Chagas disease is mostly spread by insects known as Triatominae, or "kissing bugs", but can also be transmitted by contaminated fruit, blood transfusion and from mother to child during pregnancy. While treatment can cure patients if given early enough, once the disease is established it is less effective.

Sex in biological organisms is important for many different reasons, primarily to evolve and most organisms do engage in sexual activity of one sort or another. By studying a large group of parasites found in a small area in Ecuador, and sequencing the whole genome of those they found, the researchers were able to spot the tell-tale signatures that sexual activity leaves in the genes.

“Sex is evident for many species, but remains difficult to establish for the tiniest organisms on Earth. Thanks to technological advances we can now determine the genetic code and make predictions about their sexual activity,” says genomics expert Dr Frederik Van den Broeck from ITM’s Unit of Molecular Parasitology, who contributed to the study.

Lead author of the research, Dr Philipp Schwabl from the University of Glasgow, says: “There has been a lot of argument among scientists about whether T. cruzi is sexual or not. It turns out people weren’t looking in the right places. We sampled and analysed, in unprecedented detail, the parasites found in a small geographic area in Ecuador.
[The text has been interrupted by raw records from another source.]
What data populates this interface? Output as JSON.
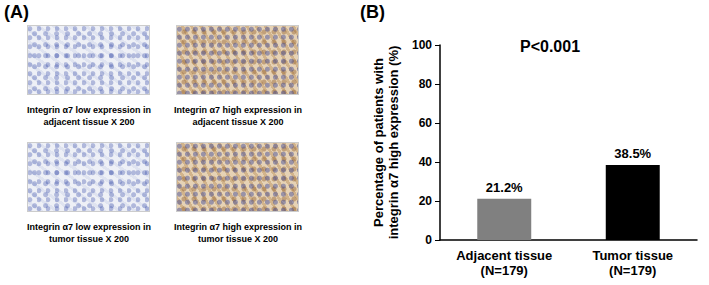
{
  "figure": {
    "panel_labels": [
      "(A)",
      "(B)"
    ],
    "image_captions": [
      "Integrin α7 low expression in adjacent tissue X 200",
      "Integrin α7 high expression in adjacent tissue X 200",
      "Integrin α7 low expression in tumor tissue X 200",
      "Integrin α7 high expression in tumor tissue X 200"
    ]
  },
  "chart_data": {
    "type": "bar",
    "categories": [
      "Adjacent tissue\n(N=179)",
      "Tumor tissue\n(N=179)"
    ],
    "values": [
      21.2,
      38.5
    ],
    "value_labels": [
      "21.2%",
      "38.5%"
    ],
    "colors": [
      "#808080",
      "#000000"
    ],
    "ylabel": "Percentage of patients with\nintegrin α7 high expression (%)",
    "annotations": [
      "P<0.001"
    ],
    "ylim": [
      0,
      100
    ],
    "yticks": [
      0,
      20,
      40,
      60,
      80,
      100
    ],
    "data_labels": true,
    "grid": false
  }
}
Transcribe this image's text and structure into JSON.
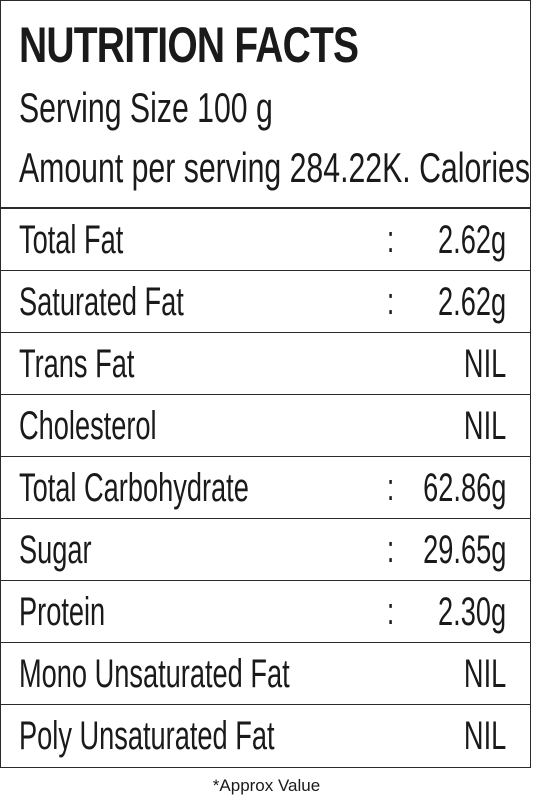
{
  "header": {
    "title": "NUTRITION FACTS",
    "serving_size": "Serving Size 100 g",
    "amount_per_serving": "Amount per serving 284.22K. Calories"
  },
  "rows": [
    {
      "label": "Total Fat",
      "colon": ":",
      "value": "2.62g"
    },
    {
      "label": "Saturated Fat",
      "colon": ":",
      "value": "2.62g"
    },
    {
      "label": "Trans Fat",
      "colon": "",
      "value": "NIL"
    },
    {
      "label": "Cholesterol",
      "colon": "",
      "value": "NIL"
    },
    {
      "label": "Total Carbohydrate",
      "colon": ":",
      "value": "62.86g"
    },
    {
      "label": "Sugar",
      "colon": ":",
      "value": "29.65g"
    },
    {
      "label": "Protein",
      "colon": ":",
      "value": "2.30g"
    },
    {
      "label": "Mono Unsaturated Fat",
      "colon": "",
      "value": "NIL"
    },
    {
      "label": "Poly Unsaturated Fat",
      "colon": "",
      "value": "NIL"
    }
  ],
  "footnote": "*Approx Value"
}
Remarkably, we discovered that some groups of parasites can be highly sexual. However, it also seems other groups of parasites from very nearby sites can behave very differently – seemingly completely abstinent.”
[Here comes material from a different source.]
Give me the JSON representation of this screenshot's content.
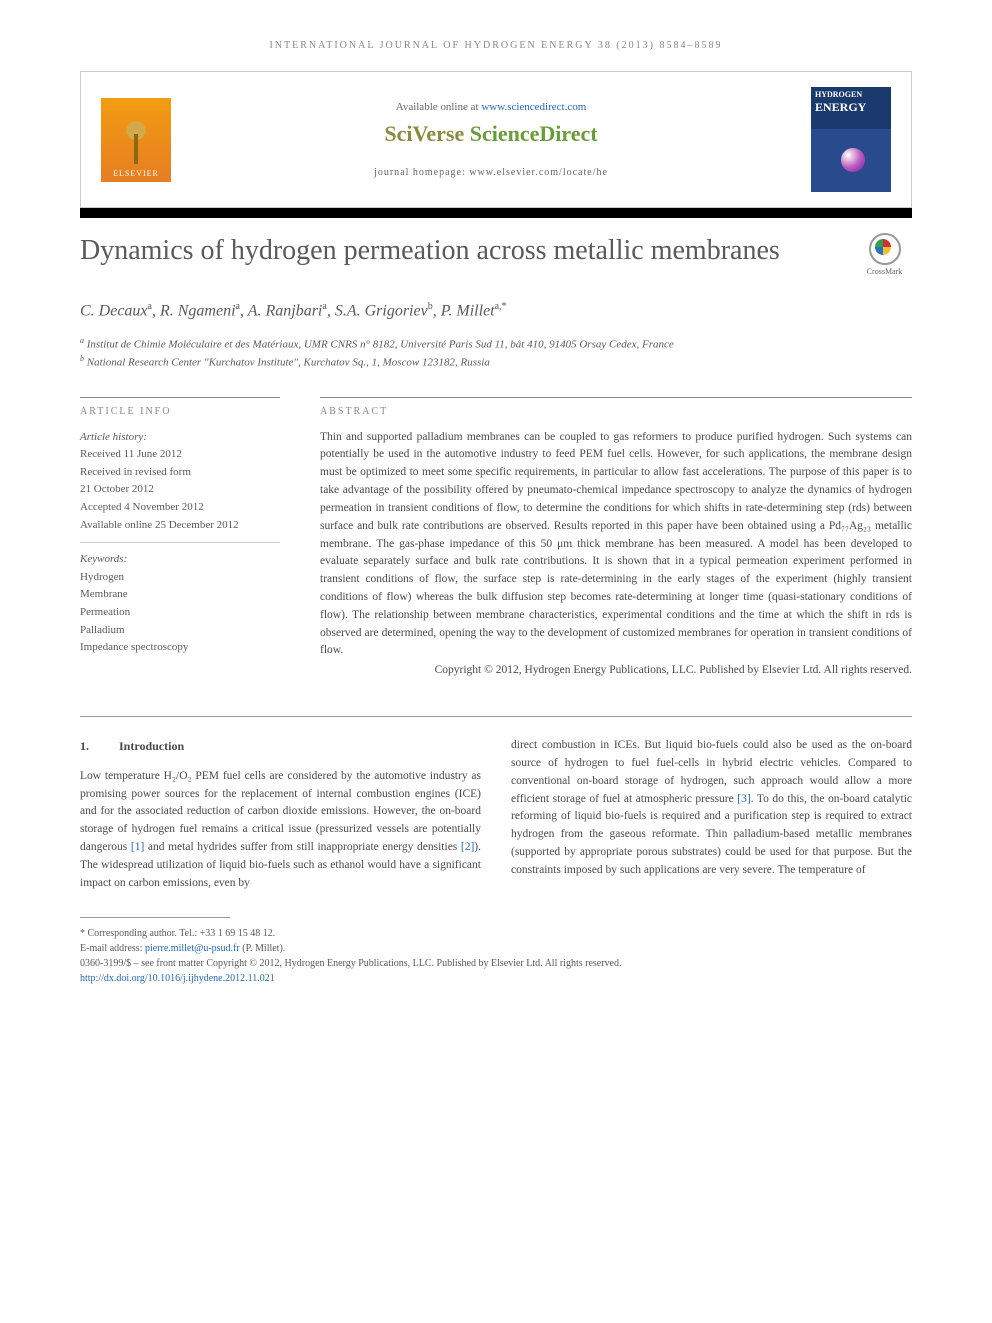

“These parasites can exert different strategies to reproduce. It remains unclear why, but our research at ITM has shown similar patterns in Trypanosoma congolense, the major agent of Animal African Trypanosomiasis and in Leishmania, the parasite responsible for leishmaniasis. These studies on the fundamental biology of parasites are relevant to predict the role of sex in spreading epidemiologically relevant traits such as drug resistance,” concludes Dr Frederik Van den Broeck.

The study, ‘Meiotic sex in Chagas disease parasite Trypanosoma cruzi’ is published in Nature Communications.